The year 2020 saw the largest increase in poverty in the US since the government began tracking in 1960. (5) Yet, diversity in fiction, while increasing, still lags way behind reality. A Vox article found in 2014 that only 8% of science fiction and fantasy movies had a person of color as a protagonist, and of those, 75% were Will Smith. (6) More of tomorrow’s technology-imaginers, leaders, and citizens are not seeing themselves in the homogenous view of mainstream fiction.
We have to be able to imagine social and mechanical technologies in order to create them. Soft and hard. Technology alone will never make the world better. Justice and equality are needed, too. We have to be able to imagine the inner lives of others to build a more equitable future. This is why, now more than ever, it’s important to write science fiction from under-represented perspectives.

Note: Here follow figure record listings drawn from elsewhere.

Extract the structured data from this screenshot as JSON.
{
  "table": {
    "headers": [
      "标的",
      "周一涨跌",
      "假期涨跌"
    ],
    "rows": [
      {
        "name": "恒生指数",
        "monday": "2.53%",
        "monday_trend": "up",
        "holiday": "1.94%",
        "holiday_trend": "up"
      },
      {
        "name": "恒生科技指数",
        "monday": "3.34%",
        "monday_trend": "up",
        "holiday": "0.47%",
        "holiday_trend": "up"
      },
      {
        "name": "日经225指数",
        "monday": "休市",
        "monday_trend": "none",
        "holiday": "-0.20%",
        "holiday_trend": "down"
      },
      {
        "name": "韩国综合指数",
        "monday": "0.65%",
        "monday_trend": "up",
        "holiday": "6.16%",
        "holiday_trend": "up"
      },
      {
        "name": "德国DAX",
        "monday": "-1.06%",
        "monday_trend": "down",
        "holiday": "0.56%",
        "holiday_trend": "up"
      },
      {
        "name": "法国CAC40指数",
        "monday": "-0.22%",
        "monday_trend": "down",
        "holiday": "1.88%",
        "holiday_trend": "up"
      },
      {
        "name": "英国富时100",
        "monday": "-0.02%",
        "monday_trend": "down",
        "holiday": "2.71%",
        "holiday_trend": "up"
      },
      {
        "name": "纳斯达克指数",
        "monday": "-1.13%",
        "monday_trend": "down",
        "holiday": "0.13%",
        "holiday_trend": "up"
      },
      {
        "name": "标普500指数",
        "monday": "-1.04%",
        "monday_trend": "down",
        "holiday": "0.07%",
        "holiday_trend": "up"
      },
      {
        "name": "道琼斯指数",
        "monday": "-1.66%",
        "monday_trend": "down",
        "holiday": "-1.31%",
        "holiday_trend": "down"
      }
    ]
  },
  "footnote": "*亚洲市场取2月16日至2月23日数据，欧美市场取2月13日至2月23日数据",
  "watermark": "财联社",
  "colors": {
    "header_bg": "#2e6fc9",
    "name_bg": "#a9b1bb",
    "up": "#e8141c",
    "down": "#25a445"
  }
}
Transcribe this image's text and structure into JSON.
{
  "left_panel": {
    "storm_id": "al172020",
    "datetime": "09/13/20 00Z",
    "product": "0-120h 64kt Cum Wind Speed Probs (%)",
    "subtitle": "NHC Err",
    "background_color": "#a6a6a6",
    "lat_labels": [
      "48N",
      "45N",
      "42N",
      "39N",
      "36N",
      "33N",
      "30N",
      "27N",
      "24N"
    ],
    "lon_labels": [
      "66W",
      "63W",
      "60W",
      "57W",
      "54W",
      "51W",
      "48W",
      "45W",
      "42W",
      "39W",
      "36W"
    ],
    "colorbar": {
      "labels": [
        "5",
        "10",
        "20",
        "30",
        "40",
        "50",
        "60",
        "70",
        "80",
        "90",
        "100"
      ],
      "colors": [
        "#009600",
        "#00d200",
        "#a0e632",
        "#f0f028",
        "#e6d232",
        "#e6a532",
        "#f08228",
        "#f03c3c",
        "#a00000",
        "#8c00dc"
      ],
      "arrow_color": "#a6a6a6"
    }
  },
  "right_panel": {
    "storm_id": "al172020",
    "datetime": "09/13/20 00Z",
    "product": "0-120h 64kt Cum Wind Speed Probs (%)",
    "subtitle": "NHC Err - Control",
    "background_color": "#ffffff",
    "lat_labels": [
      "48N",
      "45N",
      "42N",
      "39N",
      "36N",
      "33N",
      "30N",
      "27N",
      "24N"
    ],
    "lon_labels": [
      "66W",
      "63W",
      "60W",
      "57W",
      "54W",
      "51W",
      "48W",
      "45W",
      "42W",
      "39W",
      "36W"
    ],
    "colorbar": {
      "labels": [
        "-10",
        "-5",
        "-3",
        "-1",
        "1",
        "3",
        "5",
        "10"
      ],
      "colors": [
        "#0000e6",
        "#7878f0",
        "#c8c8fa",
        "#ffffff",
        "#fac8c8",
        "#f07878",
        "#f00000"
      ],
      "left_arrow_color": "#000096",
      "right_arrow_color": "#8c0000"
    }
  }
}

So much human labor goes unnoticed. The medieval peasant. The AI training and content moderation sweatshops in the global south. A spaceship needs a janitor, even if it’s a robot. The work has to be done. Too often we’ve put the reader in the position of a feudal lord, unaware what brings the food to his table, or the AI user, assuming that her output was magically created by the algorithm and not thousands of hours of human work.
The machinery of culture, of technology, of society, moves in the hands that sweep, paint, farm, or hammer. Don’t you want your readers to see that vital connection? How else can we imagine a role for ourselves as we really are in the human experiment?